Un journaliste camerounais détenu par les militaires
07.03.2008
Média : Jacques Blaise Mvié détenu à la Sémil
Moins de 24h après sa réapparition, le Dp de la Nouvelle Presse a été arrêté hier par des éléments de la sécurité
militaire.(Mutations)
Hier en mi-journée, alors que nous interviewons le directeur de publication de la Nouvelle Presse, Jacques Blaise Mvié, pour savoir où il
était passé depuis lundi dernier (lire Mutations n° 2106 du mercredi 5 mars 2008), il reçoit un coup de fil. Son interlocuteur, un certain Alex, souhaite qu’il passe au ministère de la Justice
pour récupérer une copie de la déclaration faite par le ministre de la Justice hier matin et portant sur les procès en cours des personnes arrêtées à la suite des émeutes ayant secoué la semaine
dernière les principales villes du Cameroun.
Il commet deux de ses collaborateurs pour effectuer la course. Moins d’une demi-heure plus tard, l’un d’eux appelle pour signifier que l’autre a été enlevé au niveau du ministère de la Justice
par des personnes à bord d’une Nissan de couleur bordeaux.
Jacques Blaise Mvié essaye de rappeler le fameux Alex et se rend compte de ce que le numéro utilisé par ce dernier est celui d’un call-box. François Omgba, le collaborateur enlevé, toujours en
possession de son téléphone portable, indique à son patron que ses ravisseurs et lui se dirigent vers Biyem-assi au domicile de M. Mvié parce qu’ils souhaitent lui remettre à mains propres la
déclaration du vice-Premier ministre, ministre de la Justice, Amadou Ali.

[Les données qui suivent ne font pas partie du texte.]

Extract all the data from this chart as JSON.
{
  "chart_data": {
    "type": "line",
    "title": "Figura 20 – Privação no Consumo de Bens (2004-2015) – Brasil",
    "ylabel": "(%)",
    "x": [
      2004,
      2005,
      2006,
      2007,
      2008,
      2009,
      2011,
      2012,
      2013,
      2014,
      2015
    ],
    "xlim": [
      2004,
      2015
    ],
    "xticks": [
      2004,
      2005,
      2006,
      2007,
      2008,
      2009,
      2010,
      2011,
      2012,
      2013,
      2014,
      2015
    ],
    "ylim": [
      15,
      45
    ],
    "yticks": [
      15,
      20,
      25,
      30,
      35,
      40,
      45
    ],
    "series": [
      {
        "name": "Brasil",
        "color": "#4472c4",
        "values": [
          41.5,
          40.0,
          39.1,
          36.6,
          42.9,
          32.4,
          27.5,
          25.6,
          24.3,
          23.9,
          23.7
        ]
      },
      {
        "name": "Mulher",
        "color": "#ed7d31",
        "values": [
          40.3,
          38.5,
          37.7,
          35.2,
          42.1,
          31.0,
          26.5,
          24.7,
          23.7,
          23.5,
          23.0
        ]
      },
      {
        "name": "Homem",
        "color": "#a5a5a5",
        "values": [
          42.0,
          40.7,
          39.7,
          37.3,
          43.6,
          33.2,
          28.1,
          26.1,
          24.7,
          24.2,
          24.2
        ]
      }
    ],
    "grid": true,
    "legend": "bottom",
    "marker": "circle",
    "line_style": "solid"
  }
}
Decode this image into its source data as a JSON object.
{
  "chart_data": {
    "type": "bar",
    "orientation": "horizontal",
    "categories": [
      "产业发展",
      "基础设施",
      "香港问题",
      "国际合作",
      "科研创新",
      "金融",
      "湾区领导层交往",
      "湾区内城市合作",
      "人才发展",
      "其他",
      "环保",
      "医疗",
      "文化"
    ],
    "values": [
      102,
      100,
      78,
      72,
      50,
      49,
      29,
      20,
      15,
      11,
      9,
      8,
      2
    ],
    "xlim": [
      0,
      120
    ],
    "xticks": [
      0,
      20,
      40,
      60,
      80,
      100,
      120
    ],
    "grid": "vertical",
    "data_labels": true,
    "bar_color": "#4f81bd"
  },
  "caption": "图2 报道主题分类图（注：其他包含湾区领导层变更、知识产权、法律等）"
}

Alors qu’il s’emploie au téléphone à joindre quelques personnes pour organiser sa retraite parce que se sentant traqué, Jacques Blaise Mvié est accosté au balcon d’une gargote où nous nous
trouvons non loin du lieu dit Efoulan Pont à Yaoundé par quatre individus en civil qui lui intime l’ordre de les suivre. Il n’oppose aucune résistance et nous lance juste, "gars je m’en vais". Un
de ces inconnus qui croit reconnaître l’auteur de ces lignes lui adresse un bonjour avec un large sourire en disant, "on vous l’emprunte juste pour une minute".
Coup d’état
Rendus à l’extérieur pour mieux appréhender la situation, nous apercevons le Dp de la Nouvelle Presse embarqué dans la Nissan bordeaux susmentionnée et
immatriculée CE 5828 O. Il est coincé sur la banquette arrière entre deux personnes, tandis qu’une autre prend place aux côtés du chauffeur. D’autres personnes en civil rejoignent au pas de
course une Toyota Starlet blanche garée de l’autre côté de la route. Parmi ces personnes là, nous reconnaissons un sous-officier de la gendarmerie, ancien champion du Cameroun des 100m, qui est
en service à la sécurité militaire. Il est 13h55 quand les deux voitures s’ébranlent en direction du carrefour Obobogo.
Contacté au téléphone moins d’une heure après, le lieutenant-colonel Gédéon Youssa, chef de la division de la sécurité militaire au ministère de la Défense, nous a confirmés qu’il détenait
Jacques-Blaise Mvié. "Nous l’avons bel et bien arrêté cette fois pas enlevé comme vous l’avez écrit dans votre journal. Vous pouvez venir l’interroger dans une heure ici pour qu’il vous dise qui
l’a enlevé", nous a-t-il répondu au téléphone en toute courtoisie.
Il va réitérer à Mohamed Keita, du Comitee To Protect Journalists (Cpj), une organisation de protection de journalistes basée aux Etats-Unis, que la Sémil n’a rien à voir avec ce qui a été
présenté depuis le début de la semaine comme un enlèvement du Dp de La Nouvelle Presse. Le lieutenant colonel Youssa soutient que l’arrestation de notre confrère découle justement de ce qu’il a
fait courir de fausses informations sur son enlèvement lundi par la Sémil.
En effet lundi dernier, suite à la parution du n° 333 de La Nouvelle Presse, le directeur de publication de cet hebdomadaire basé à Yaoundé avait été enlevé non loin de chez lui vers 11h, selon
ses collaborateurs (lire l’interview de Jacques Blaise Mvié réalisée hier avant son arrestation). Ces derniers soutenaient que leur patron avait été victime d’un rapt par des hommes en civil à
bord d’une Prado grise avec une plaque minéralogique des forces armées nationales. Ils avaient pointé un doigt accusateur sur la sécurité militaire qu’ils disaient agir au nom du ministre de la
Défense, Rémy Zé Meka, présenté par La Nouvelle Presse comme "le vrai commanditaire de la tentative de coup d’état", dont la presse s’était fait l’écho en fin d’année dernière.